Majid Khan confirms World Cup matches were fixed: AFP
Former Pakistani cricket official Majid Khan confirmed Monday he told South African cricket chief Ali Bacher that two matches during the 1999 World Cup were fixed.
"Whatever Bacher has stated about me is correct and I stand by his statement that those matches were fixed," Khan told AFP.
"I do not want to add anything except that I did speak to him about these matches having been fixed," the ex-chief executive of the Pakistan Cricket Board said. "Whatever Bacher has stated is true."
Earlier the South African cricket chief told an inquiry into corruption in cricket at Cape Town that Khan told him the Pakistan matches against India and Bangladesh during the last World Cup were rigged.
"He didn't indicate to me which team had fixed the game," Bacher, the United Cricket Board of South Africa managing director, told the inquiry.
Pakistan lost both matches, most sensationally against lowly-ranked Bangladesh.

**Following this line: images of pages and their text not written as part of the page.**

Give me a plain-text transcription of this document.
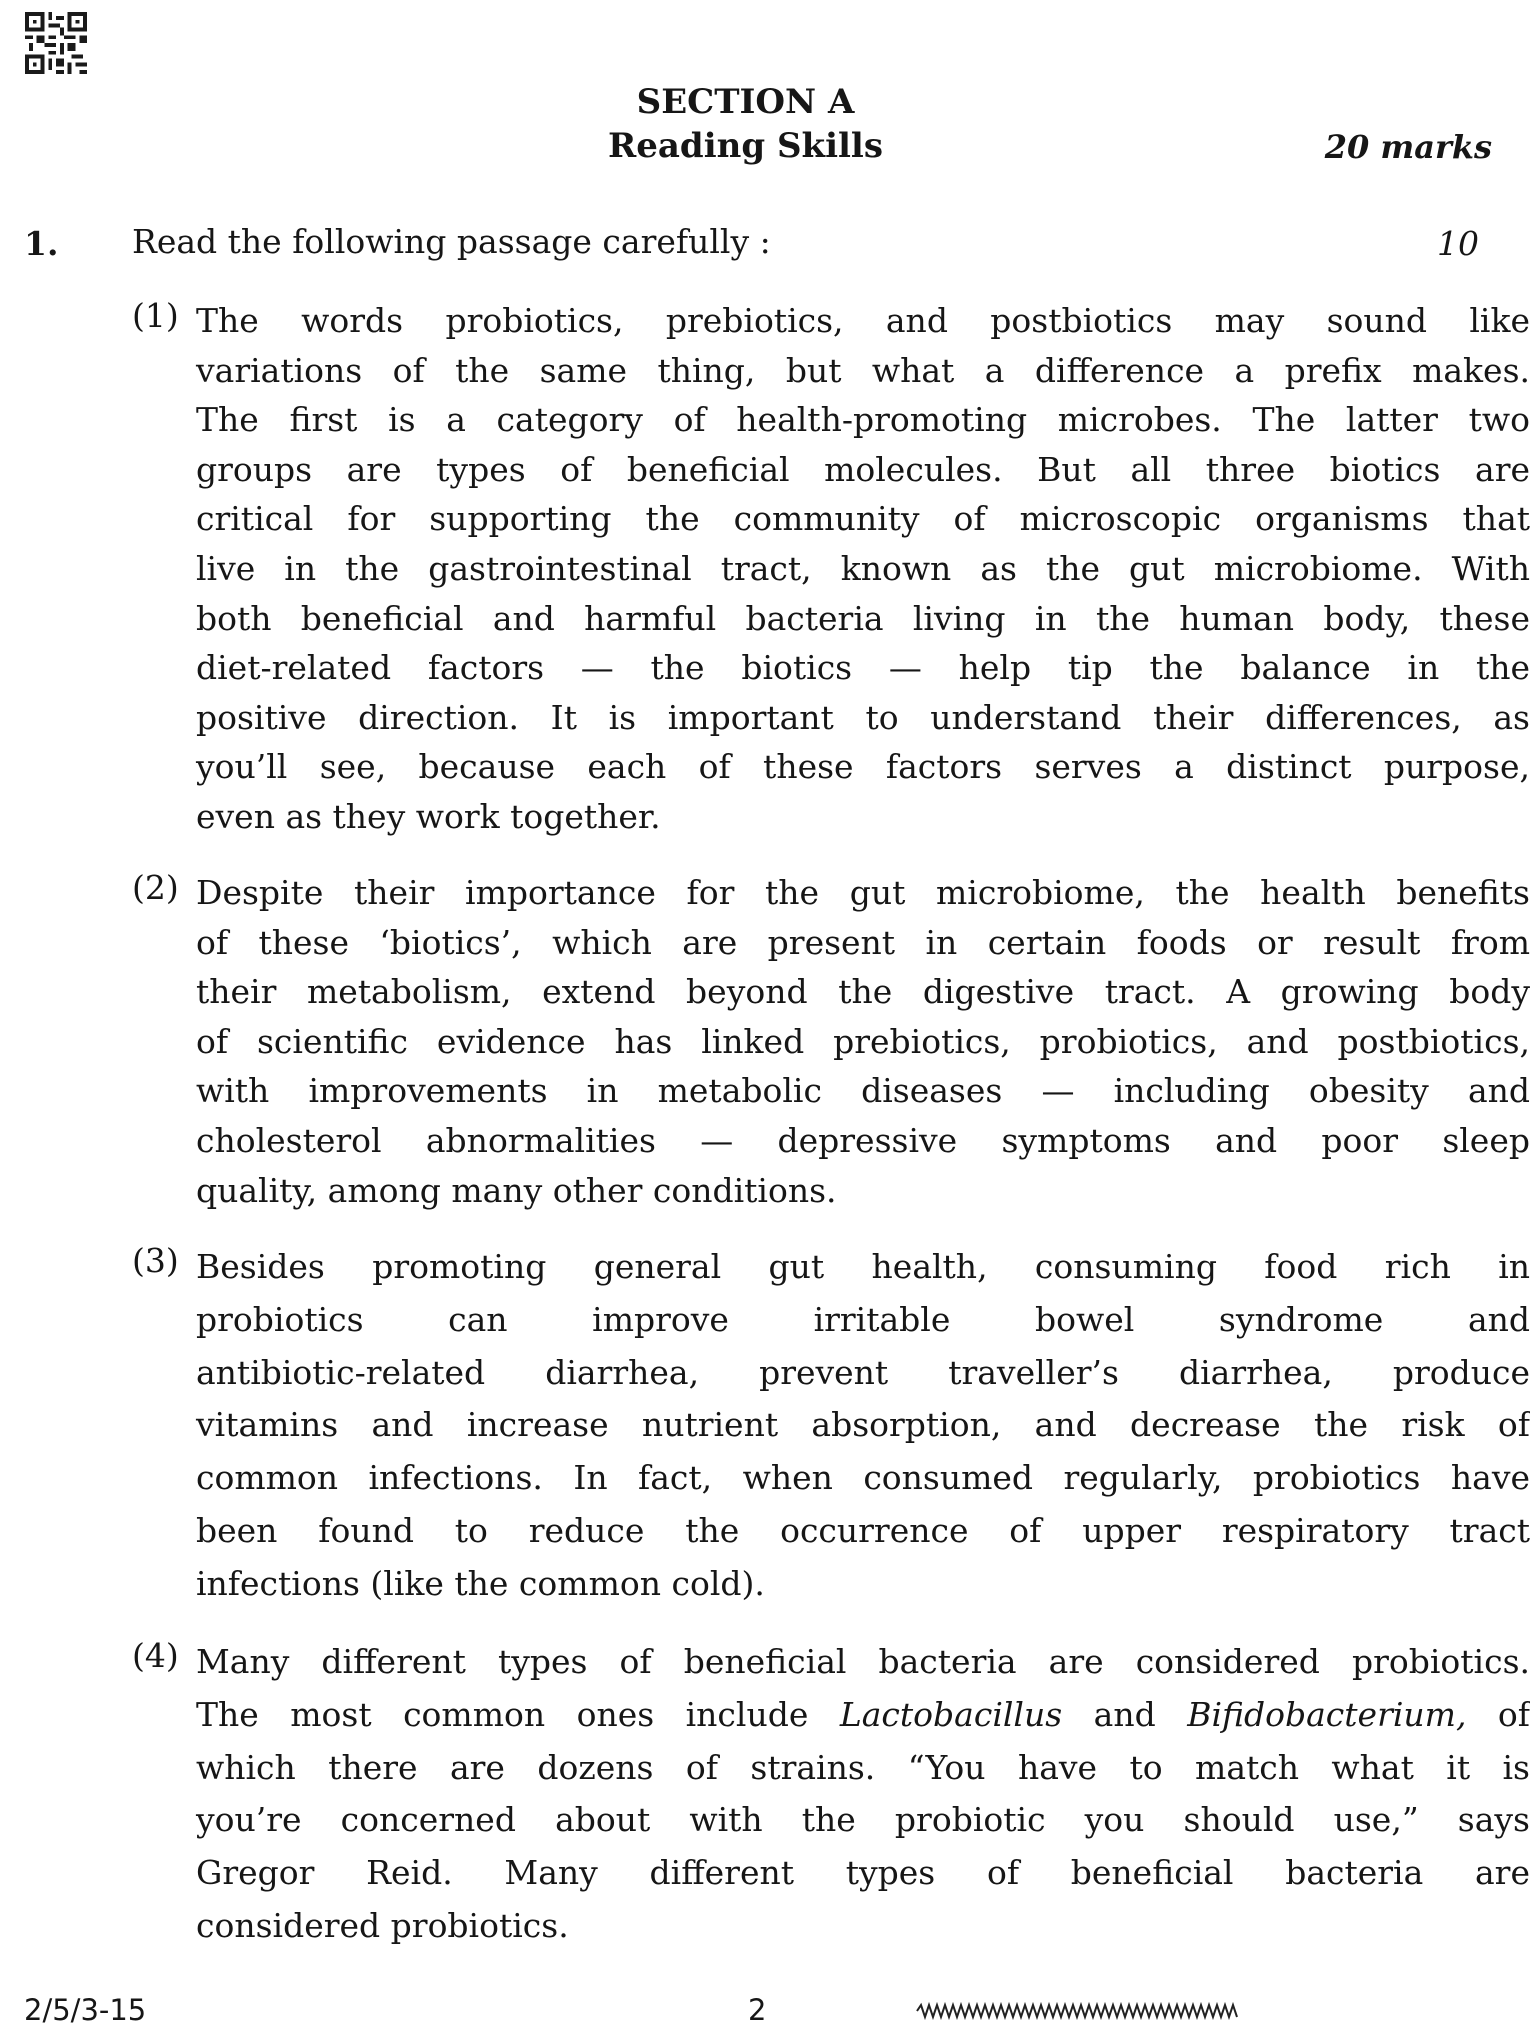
SECTION A
Reading Skills	20 marks
1. Read the following passage carefully :	10
(1) The words probiotics, prebiotics, and postbiotics may sound like
variations of the same thing, but what a difference a prefix makes.
The first is a category of health-promoting microbes. The latter two
groups are types of beneficial molecules. But all three biotics are
critical for supporting the community of microscopic organisms that
live in the gastrointestinal tract, known as the gut microbiome. With
both beneficial and harmful bacteria living in the human body, these
diet-related factors — the biotics — help tip the balance in the
positive direction. It is important to understand their differences, as
you’ll see, because each of these factors serves a distinct purpose,
even as they work together.
(2) Despite their importance for the gut microbiome, the health benefits
of these ‘biotics’, which are present in certain foods or result from
their metabolism, extend beyond the digestive tract. A growing body
of scientific evidence has linked prebiotics, probiotics, and postbiotics,
with improvements in metabolic diseases — including obesity and
cholesterol abnormalities — depressive symptoms and poor sleep
quality, among many other conditions.
(3) Besides promoting general gut health, consuming food rich in
probiotics can improve irritable bowel syndrome and
antibiotic-related diarrhea, prevent traveller’s diarrhea, produce
vitamins and increase nutrient absorption, and decrease the risk of
common infections. In fact, when consumed regularly, probiotics have
been found to reduce the occurrence of upper respiratory tract
infections (like the common cold).
(4) Many different types of beneficial bacteria are considered probiotics.
The most common ones include Lactobacillus and Bifidobacterium, of
which there are dozens of strains. “You have to match what it is
you’re concerned about with the probiotic you should use,” says
Gregor Reid. Many different types of beneficial bacteria are
considered probiotics.
2/5/3-15	2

Bacher also said that an Indian bookmaker friend of his, who he identified as "Mr R" had told him that Pakistani umpire Javed Akhter had been on the payroll of bookmakers when he umpired the fifth and last test between South Africa and England in Leeds in 1998. Akhtar has denied these allegations in the past.
Pakistan last month imposed life bans on former skipper Salim Malik and former paceman Ata-ur Rehman and fined six other cricketers, including Wasim Akram, on the basis of the findings of a judicial inquiry into match-fixing.